Good Governance Day (Hindi: सुशासन दिवस, IAST: Suśāsan Divas) is observed in India annually on the twenty-fifth day of December, the birth anniversary of former-Prime Minister Atal Bihari Vajpayee. Good Governance Day was established in 2014 to honor Prime Minister Vajpayee by fostering awareness among the Indian people of accountability in government.

In keeping with this principle, the Government of India has decreed Good Governance Day to be a working day for the government.

==Establishment==
On 23 December 2014, the ninety-year old former Prime Minister Atal Bihari Vajpayee, and Pandit Madan Mohan Malaviya (posthumously) were announced as recipients of India's highest civilian award for merit, the Bharat Ratna, by Indian President Pranab Mukherjee.

Following the announcement, the newly elected administration of Prime Minister Narendra Modi established that the birth anniversary of the former Prime Minister would be henceforth commemorated annually in India as Good Governance Day.
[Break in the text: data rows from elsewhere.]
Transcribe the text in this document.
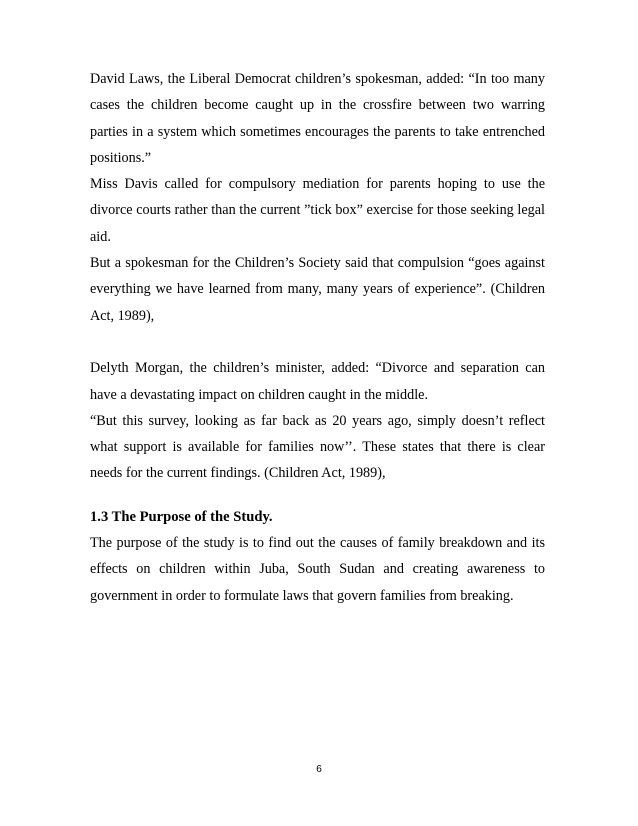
David Laws, the Liberal Democrat children’s spokesman, added: “In too many cases the children become caught up in the crossfire between two warring parties in a system which sometimes encourages the parents to take entrenched positions.”

Miss Davis called for compulsory mediation for parents hoping to use the divorce courts rather than the current ”tick box” exercise for those seeking legal aid.

But a spokesman for the Children’s Society said that compulsion “goes against everything we have learned from many, many years of experience”. (Children Act, 1989),

Delyth Morgan, the children’s minister, added: “Divorce and separation can have a devastating impact on children caught in the middle.

“But this survey, looking as far back as 20 years ago, simply doesn’t reflect what support is available for families now’’. These states that there is clear needs for the current findings. (Children Act, 1989),

1.3 The Purpose of the Study.

The purpose of the study is to find out the causes of family breakdown and its effects on children within Juba, South Sudan and creating awareness to government in order to formulate laws that govern families from breaking.

6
Critics criticized setting Good Governance Day on the same date as Christmas as well as for declaring this date as a government working day.

==Good Governance Index==
In 2019, the Modi government launched the Good Governance Index, "a scientifically prepared tool based on various parameters of good governance which assess the level of any state at a given point of time and help in shaping future development."